Nationwide has reported that UK house prices have seen the lowest rate of growth in nearly six years.
The building society’s latest house price index, which is calculated using their own lending data, revealed that prices rose by 0.3% from December to January, with seasonal factors taken into consideration. Other indicators, including the number of transactions and mortgage applications, remained broadly stable.
The report shows that the rate of price growth is up by only 0.1% from the previous year, and down by 0.5% from December 2018.
Currently, the average property in the UK costs £211,966.
Nationwide said that the stagnating house price growth was likely due to “the impact of the uncertain economic outlook on buyer sentiment”. Such uncertainty has been overshadowing what is largely encouraging economic development of “solid employment growth, stronger wage growth and continued low borrowing costs”.
This is the lowest rate of growth since February 2013, the last time that 0% annual growth was recorded.
Nationwide’s chief economist, Robert Gardner, expressed concern: “the economic outlook remains unusually uncertain.
“However, if the economy continues to grow at a modest pace, with the unemployment rate and borrowing costs remaining close to current levels, we would expect UK house prices to rise at a low single-digit pace in 2019.”

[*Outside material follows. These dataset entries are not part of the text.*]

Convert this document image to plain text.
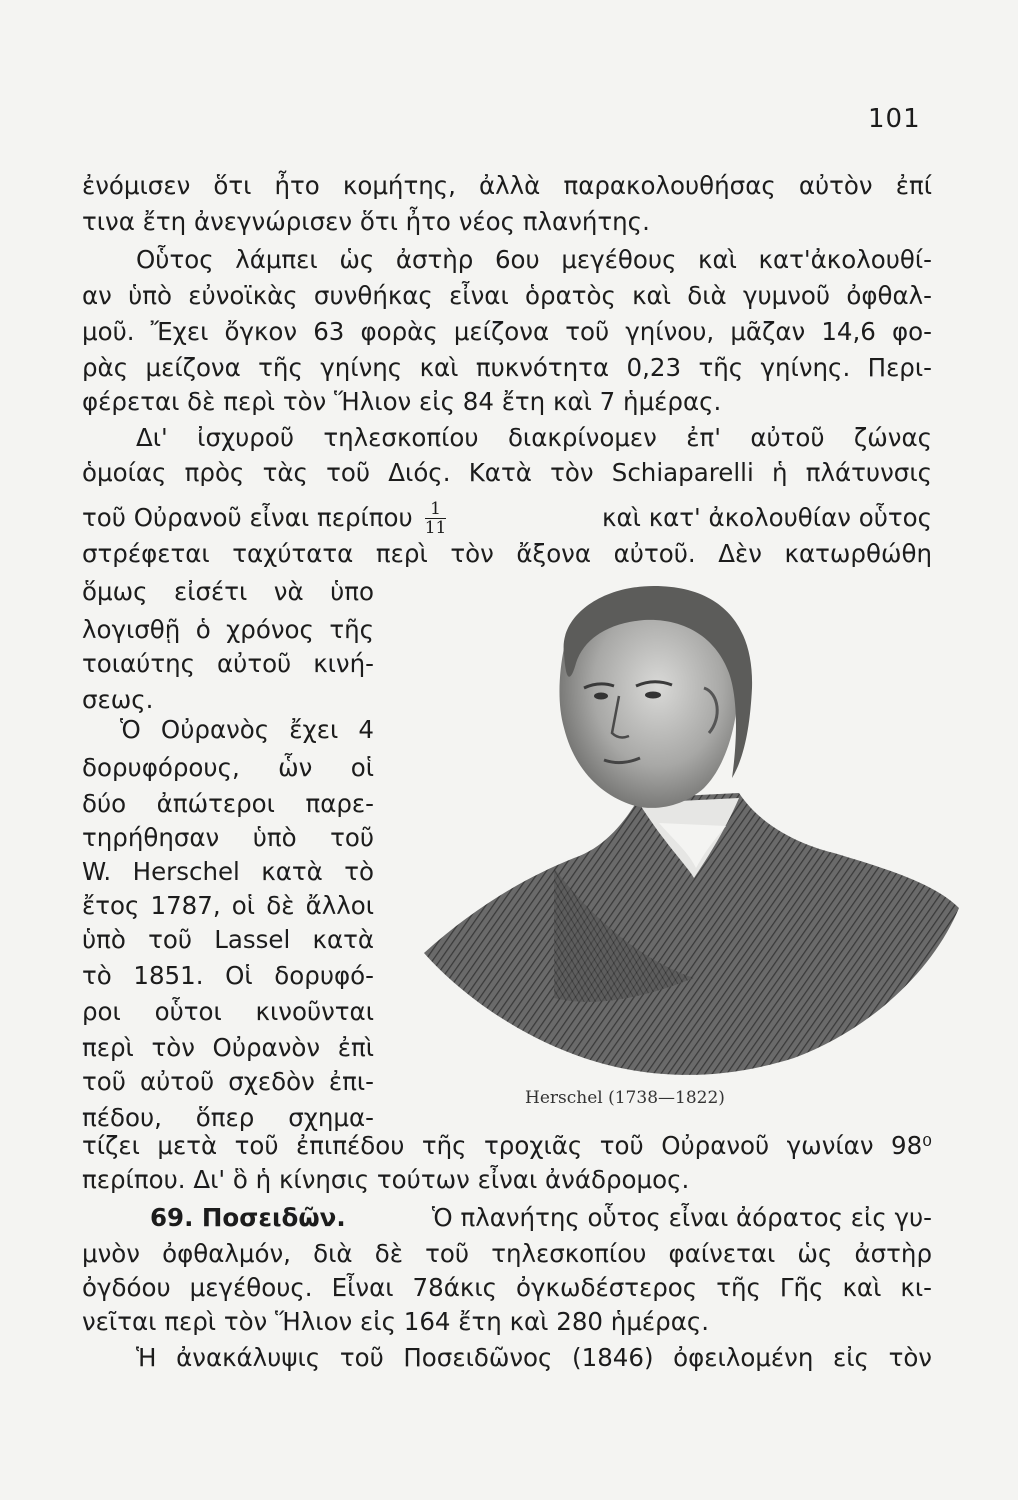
101
ἐνόμισεν ὅτι ἦτο κομήτης, ἀλλὰ παρακολουθήσας αὐτὸν ἐπί
τινα ἔτη ἀνεγνώρισεν ὅτι ἦτο νέος πλανήτης.
Οὗτος λάμπει ὡς ἀστὴρ 6ου μεγέθους καὶ κατ'ἀκολουθί-
αν ὑπὸ εὐνοϊκὰς συνθήκας εἶναι ὁρατὸς καὶ διὰ γυμνοῦ ὀφθαλ-
μοῦ. Ἔχει ὄγκον 63 φορὰς μείζονα τοῦ γηίνου, μᾶζαν 14,6 φο-
ρὰς μείζονα τῆς γηίνης καὶ πυκνότητα 0,23 τῆς γηίνης. Περι-
φέρεται δὲ περὶ τὸν Ἥλιον εἰς 84 ἔτη καὶ 7 ἡμέρας.
Δι' ἰσχυροῦ τηλεσκοπίου διακρίνομεν ἐπ' αὐτοῦ ζώνας
ὁμοίας πρὸς τὰς τοῦ Διός. Κατὰ τὸν Schiaparelli ἡ πλάτυνσις
τοῦ Οὐρανοῦ εἶναι περίπου $\frac{1}{11}$	καὶ κατ' ἀκολουθίαν οὗτος
στρέφεται ταχύτατα περὶ τὸν ἄξονα αὐτοῦ. Δὲν κατωρθώθη
ὅμως εἰσέτι νὰ ὑπο
λογισθῇ ὁ χρόνος τῆς
τοιαύτης αὐτοῦ κινή-
σεως.
Ὁ Οὐρανὸς ἔχει 4
δορυφόρους, ὧν οἱ
δύο ἀπώτεροι παρε-
τηρήθησαν ὑπὸ τοῦ
W. Herschel κατὰ τὸ
ἔτος 1787, οἱ δὲ ἄλλοι
ὑπὸ τοῦ Lassel κατὰ
τὸ 1851. Οἱ δορυφό-
ροι οὗτοι κινοῦνται
περὶ τὸν Οὐρανὸν ἐπὶ
τοῦ αὐτοῦ σχεδὸν ἐπι-
πέδου, ὅπερ σχημα-
Herschel (1738—1822)
τίζει μετὰ τοῦ ἐπιπέδου τῆς τροχιᾶς τοῦ Οὐρανοῦ γωνίαν 98⁰
περίπου. Δι' ὃ ἡ κίνησις τούτων εἶναι ἀνάδρομος.
69. Ποσειδῶν.	Ὁ πλανήτης οὗτος εἶναι ἀόρατος εἰς γυ-
μνὸν ὀφθαλμόν, διὰ δὲ τοῦ τηλεσκοπίου φαίνεται ὡς ἀστὴρ
ὀγδόου μεγέθους. Εἶναι 78άκις ὀγκωδέστερος τῆς Γῆς καὶ κι-
νεῖται περὶ τὸν Ἥλιον εἰς 164 ἔτη καὶ 280 ἡμέρας.
Ἡ ἀνακάλυψις τοῦ Ποσειδῶνος (1846) ὀφειλομένη εἰς τὸν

Analysts are fairly divided on the outlook for 2019. For instance, Richard Donnell, property market analyst at Hometrack predicts a 3% rise, whereas Henry Pryor suggests there will be a 5% fall. Such remarkable inconsistencies in predictions reveal larger uncertainties within the sector as a whole.
Samuel Tombs, chief UK economist at Pantheon Macroeconomics, suggested that the lack of growth was due to “a sentiment-led deterioration in house price growth, which chimes with the drop in measures of consumers’ confidence since November, when it became clear that the [Brexit] withdrawal agreement would not be ratified seamlessly.
“Looking ahead, increasing numbers of prospective house-buyers likely will wait a few months for Brexit uncertainty to fade, forcing sellers to lower asking prices to attract braver buyers in the interim. As a result, year-over-year declines in house prices in the near term should not be ruled out.”
At the same time a survey published by the Royal Institution of Chartered Surveyors revealed that its members “thought the outlook for the housing market over the next three months was the worst for 20 years”. 28% of Rics members believed that sales were going to fall, which is the least optimistic they have been since October 1998, when records first were kept.
Brian Murphy, head of Mortgage Advice Bureau, offered a more optimistic perspective: “Whilst the annualised figure is barely enough to shift the dial, it still indicates that prices have remained consistent, which one might perhaps suggest is a positive given the Brexit-related headlines over the past month.”
Ultimately, it appears that house price growth will remain low in the early months of 2019, after which any prediction is likely a tenuous one.